Wednesday, April 22, 2009

Clash of Civilizations, agaaaaaaaaaaaaaain

Samuel Huntington, in his work, “The Clash of Civilizations,” sees that the world is organized at the macro level in “civilizations” or the largest group to which a people will consider themselves as part of a “broader cultural entity.” (Huntington 1993) Huntington argues that the frontiers that exist between civilizations in the physical world as areas of friction that are likely to erupt into full scale conflict. He takes a realist’s view of the world and notes that there are places all over the world where groups from different civilizations are in conflict. Huntington extrapolates these examples into a thesis that predicts that in those areas where disparate civilizations exist across a frontier will feature conflict.

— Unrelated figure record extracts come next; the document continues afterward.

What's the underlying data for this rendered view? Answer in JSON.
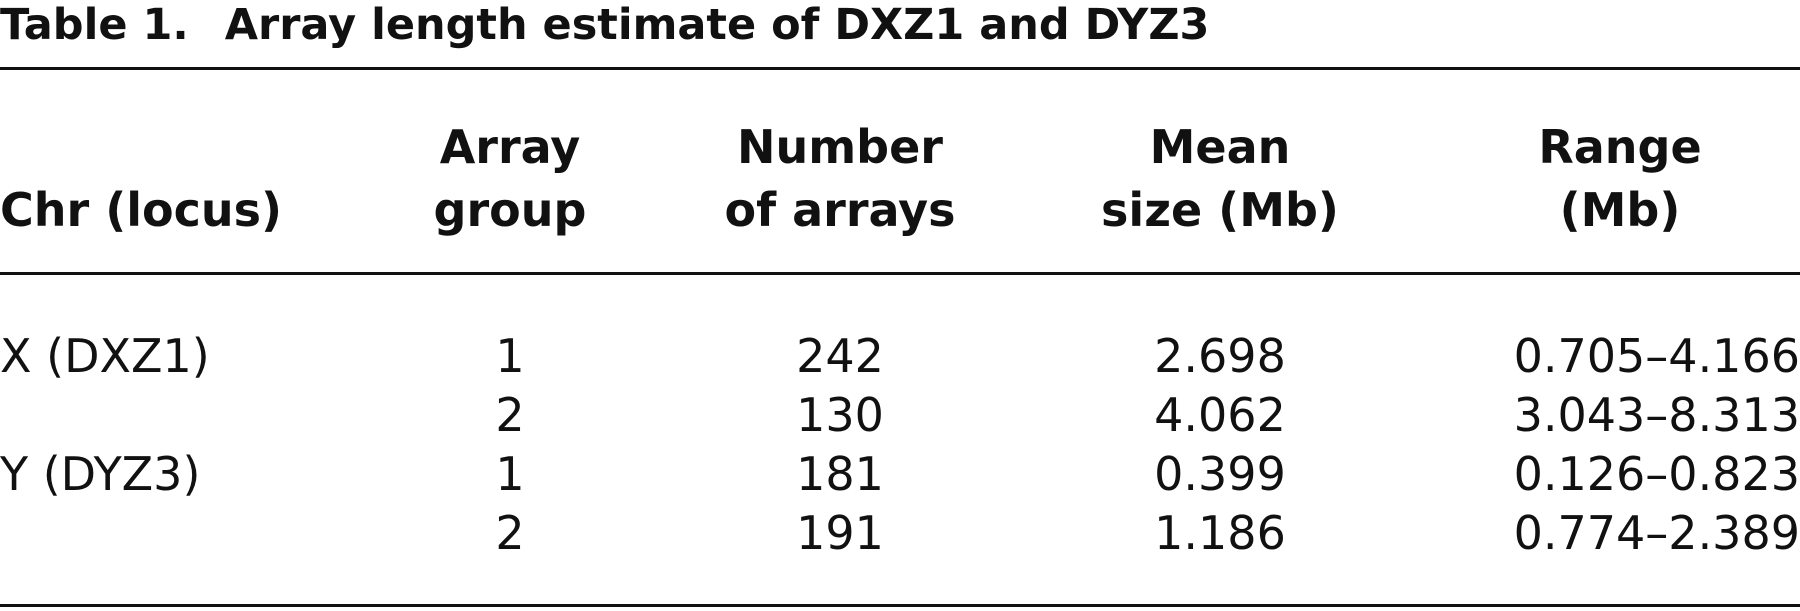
{
  "caption": {
    "label": "Table 1.",
    "title": "Array length estimate of DXZ1 and DYZ3"
  },
  "table": {
    "columns": [
      {
        "line1": "",
        "line2": "Chr (locus)"
      },
      {
        "line1": "Array",
        "line2": "group"
      },
      {
        "line1": "Number",
        "line2": "of arrays"
      },
      {
        "line1": "Mean",
        "line2": "size (Mb)"
      },
      {
        "line1": "Range",
        "line2": "(Mb)"
      }
    ],
    "rows": [
      {
        "chr": "X (DXZ1)",
        "group": "1",
        "n": "242",
        "mean": "2.698",
        "range": "0.705–4.166"
      },
      {
        "chr": "",
        "group": "2",
        "n": "130",
        "mean": "4.062",
        "range": "3.043–8.313"
      },
      {
        "chr": "Y (DYZ3)",
        "group": "1",
        "n": "181",
        "mean": "0.399",
        "range": "0.126–0.823"
      },
      {
        "chr": "",
        "group": "2",
        "n": "191",
        "mean": "1.186",
        "range": "0.774–2.389"
      }
    ]
  }
}
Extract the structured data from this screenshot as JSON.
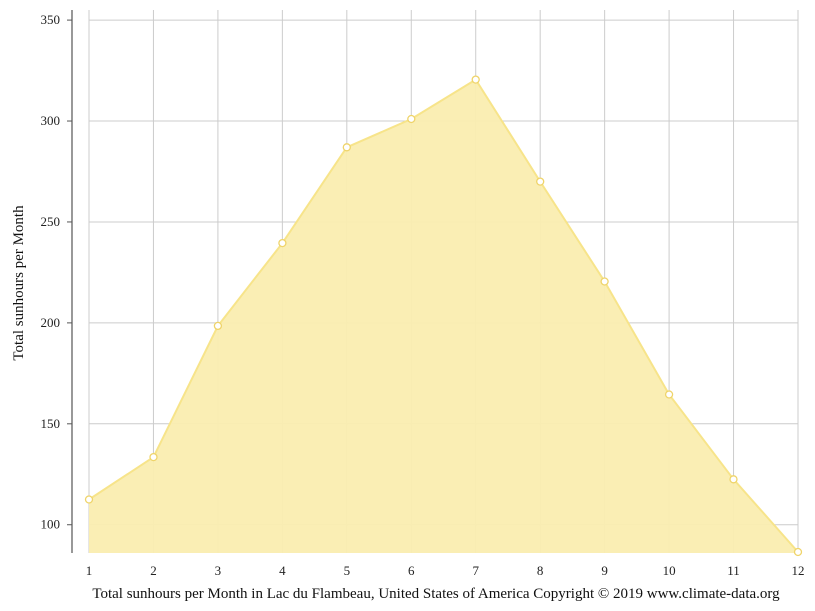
{
  "chart_data": {
    "type": "area",
    "caption": "Total sunhours per Month in Lac du Flambeau, United States of America Copyright © 2019 www.climate-data.org",
    "ylabel": "Total sunhours per Month",
    "xlabel": "",
    "x": [
      1,
      2,
      3,
      4,
      5,
      6,
      7,
      8,
      9,
      10,
      11,
      12
    ],
    "x_tick_labels": [
      "1",
      "2",
      "3",
      "4",
      "5",
      "6",
      "7",
      "8",
      "9",
      "10",
      "11",
      "12"
    ],
    "y_ticks": [
      100,
      150,
      200,
      250,
      300,
      350
    ],
    "y_tick_labels": [
      "100",
      "150",
      "200",
      "250",
      "300",
      "350"
    ],
    "ylim": [
      86,
      355
    ],
    "grid": true,
    "series": [
      {
        "values": [
          112.5,
          133.5,
          198.5,
          239.5,
          287,
          301,
          320.5,
          270,
          220.5,
          164.5,
          122.5,
          86.5
        ]
      }
    ],
    "colors": {
      "fill": "#faedb0",
      "line": "#f7e48a",
      "marker_fill": "#ffffff",
      "marker_stroke": "#efd46a",
      "grid": "#cccccc",
      "axis": "#555555"
    }
  }
}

The thesis is less than satisfactory in describing the conflict between the Communism and democracy, and the current conflict between radical Islam and democracy. Communism does not seem to meet Huntington’s description of “civilization,” but for 45 years, the main area of friction in international relations was between communism and democratic countries. Forces were literally arrayed across from one another in Western Europe, the Florida Straits, the Korean DMZ, the Taiwan Straits, Vietnam and in Africa. Civilizations did not seem to matter in that conflict, but ideology certainly did. Likewise in the current conflict, ideology is the most important trait of those in conflict. Huntington, were he alive, would look at the current range of conflicts; 9/11, Iraq, Afghanistan, Chechnya, India, sub-Saharan Africa and seen Islam in conflict with the West, Hindus, Slavs and Africans. But that seems overly complicated. The current battles are between adherents of the most radical strains of Islam against anyone who believes anything else. Radical Islam is relentless, aggressive and willing to confront anyone. Although Kennan was writing about communism in his essay “Sources of Soviet Conduct,” his words are nonetheless prescient in the current conflict. “It cannot easily be defeated or discouraged by a single victory on the part of its opponents. And the patient persistence by which it is animated means that it can be countered not by sporadic acts which represent the momentary whims of democratic opinion, but only by intelligent long range policies on the part of [radical Islam’s] adversaries – policies no less variegated and resourceful in their application than those of [radical Islam] itself.” (Kennan 1947, 861) A virulent ideology, with a worldwide presence challenging any country or people who do not believe, this goes beyond civilization and goes to ideas. The real frontier in the world is not based on characteristics but on the ideas that the people hold. Where those ideas are in tension, so too will be people and countries.

Sources Cited

Cashman, Greg. 1993. What Causes War? Lanham, MD: Lexington Books.

Doughtery, James E. and Robert L. Pfaltzgraff, Jr. 2001. Contending Theories of International Relations: A Comprehensive Survey. New York: Longman.

Huntington, Samuel. 1993. “The Clash of Civilizations.” Foreign Affairs 72:3.

Kennan, George. 1947. "Sources of Soviet Conduct." Foreign Affairs 26:2.

Little, Richard. 2007. The Balance of Power in International Relations: Metaphors, Myths and Models. Cambridge: Cambridge University Press.

Morgenthau, Hans. 1978. Politics Among Nations: The Struggle for Power and Peace, Fifth Edition, Revised. New York: Alfred A. Knopf.

Wallerstein, Immanuel. 1974. The modern World System I: Capitalist Agriculture and the Origins of the European World-Economy in the Sixteenth Century. New York: Academic Press.

Waltz, Kenneth. 1992. “Realist Thought and Neorealist Theory” in Robert L. Rothstein and William T.R. Fox, The Evolution of Theory in International Relations. Columbia: University of South Carolina Press.